O vice-presidente dos EUA, J.D. Vance, saiu em defesa do acordo e fez duras críticas aos opositores. Em discurso nesta sexta-feira, ele afirmou que "Trump é o único aliado que Israel e os países do Golfo têm" e que criticar o acordo é fazer o jogo dos inimigos. Vance também disse que os que se opõem ao pacto "não entendem a arte da negociação" e que o acordo trará paz duradoura para a região.

As declarações de Vance geraram reações imediatas. O senador democrata Chuck Schumer chamou a fala de "irresponsável e desconectada da realidade", enquanto organizações judaicas americanas expressaram preocupação com a segurança de Israel.

Tiros causam correria na Times Square; suspeito é detido

Em meio à tensão diplomática, a cidade de Nova York foi palco de um incidente que causou pânico. Na noite de quinta-feira, disparos foram ouvidos na Times Square, levando multidões a correrem em desespero. A polícia local deteve um suspeito e investiga o caso. Felizmente, ninguém ficou ferido, mas o episódio reacendeu o debate sobre segurança em locais públicos.

As autoridades ainda não confirmam se o ataque tem relação com o clima político ou se foi um ato isolado. A prefeitura de Nova York reforçou o policiamento na região turística.
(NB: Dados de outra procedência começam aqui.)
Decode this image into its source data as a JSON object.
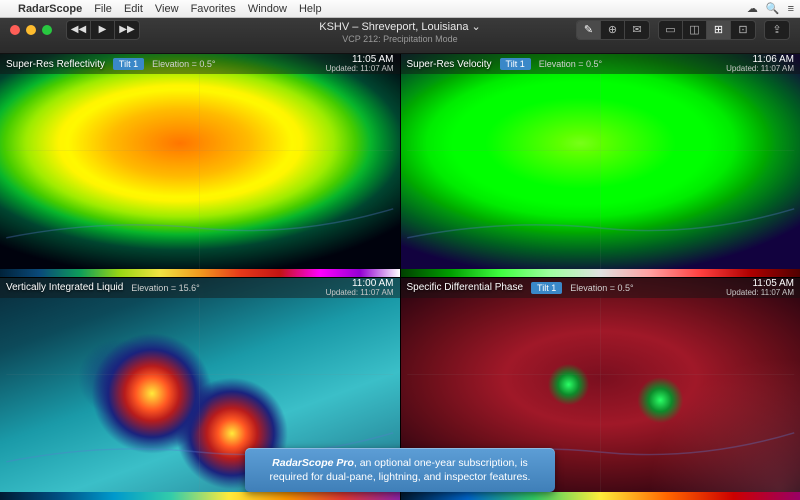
{
  "menubar": {
    "app": "RadarScope",
    "items": [
      "File",
      "Edit",
      "View",
      "Favorites",
      "Window",
      "Help"
    ]
  },
  "menubar_right": {
    "cloud": "☁",
    "search": "🔍",
    "menu": "≡"
  },
  "window": {
    "title": "KSHV – Shreveport, Louisiana ⌄",
    "subtitle": "VCP 212: Precipitation Mode"
  },
  "playback": {
    "rewind": "◀◀",
    "play": "▶",
    "forward": "▶▶"
  },
  "toolbar_right": {
    "group1": [
      "✎",
      "⊕",
      "✉"
    ],
    "group2": [
      "▭",
      "◫",
      "⊞",
      "⊡"
    ],
    "share": "⇪"
  },
  "panes": [
    {
      "product": "Super-Res Reflectivity",
      "tilt": "Tilt 1",
      "elevation": "Elevation = 0.5°",
      "time": "11:05 AM",
      "updated": "Updated: 11:07 AM"
    },
    {
      "product": "Super-Res Velocity",
      "tilt": "Tilt 1",
      "elevation": "Elevation = 0.5°",
      "time": "11:06 AM",
      "updated": "Updated: 11:07 AM"
    },
    {
      "product": "Vertically Integrated Liquid",
      "tilt": "",
      "elevation": "Elevation = 15.6°",
      "time": "11:00 AM",
      "updated": "Updated: 11:07 AM"
    },
    {
      "product": "Specific Differential Phase",
      "tilt": "Tilt 1",
      "elevation": "Elevation = 0.5°",
      "time": "11:05 AM",
      "updated": "Updated: 11:07 AM"
    }
  ],
  "promo": {
    "emphasis": "RadarScope Pro",
    "rest": ", an optional one-year subscription, is required for dual-pane, lightning, and inspector features."
  }
}
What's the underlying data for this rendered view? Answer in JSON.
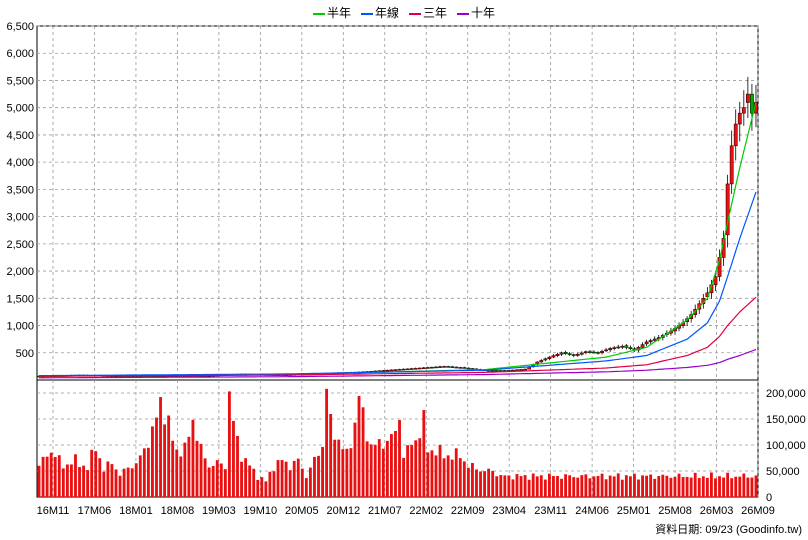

Congo: número de casos de Ebola sobe para 896

Na África, a República Democrática do Congo informou que o número de casos confirmados de Ebola subiu para 896, com 583 mortes. A Organização Mundial da Saúde (OMS) alerta para a falta de vacinas e recursos no país. A situação é agravada pela instabilidade política e pelos confrontos armados no leste do Congo.

Organizações humanitárias pedem que a comunidade internacional intensifique o apoio logístico e financeiro para conter o surto, que já é o segundo maior já registrado no país.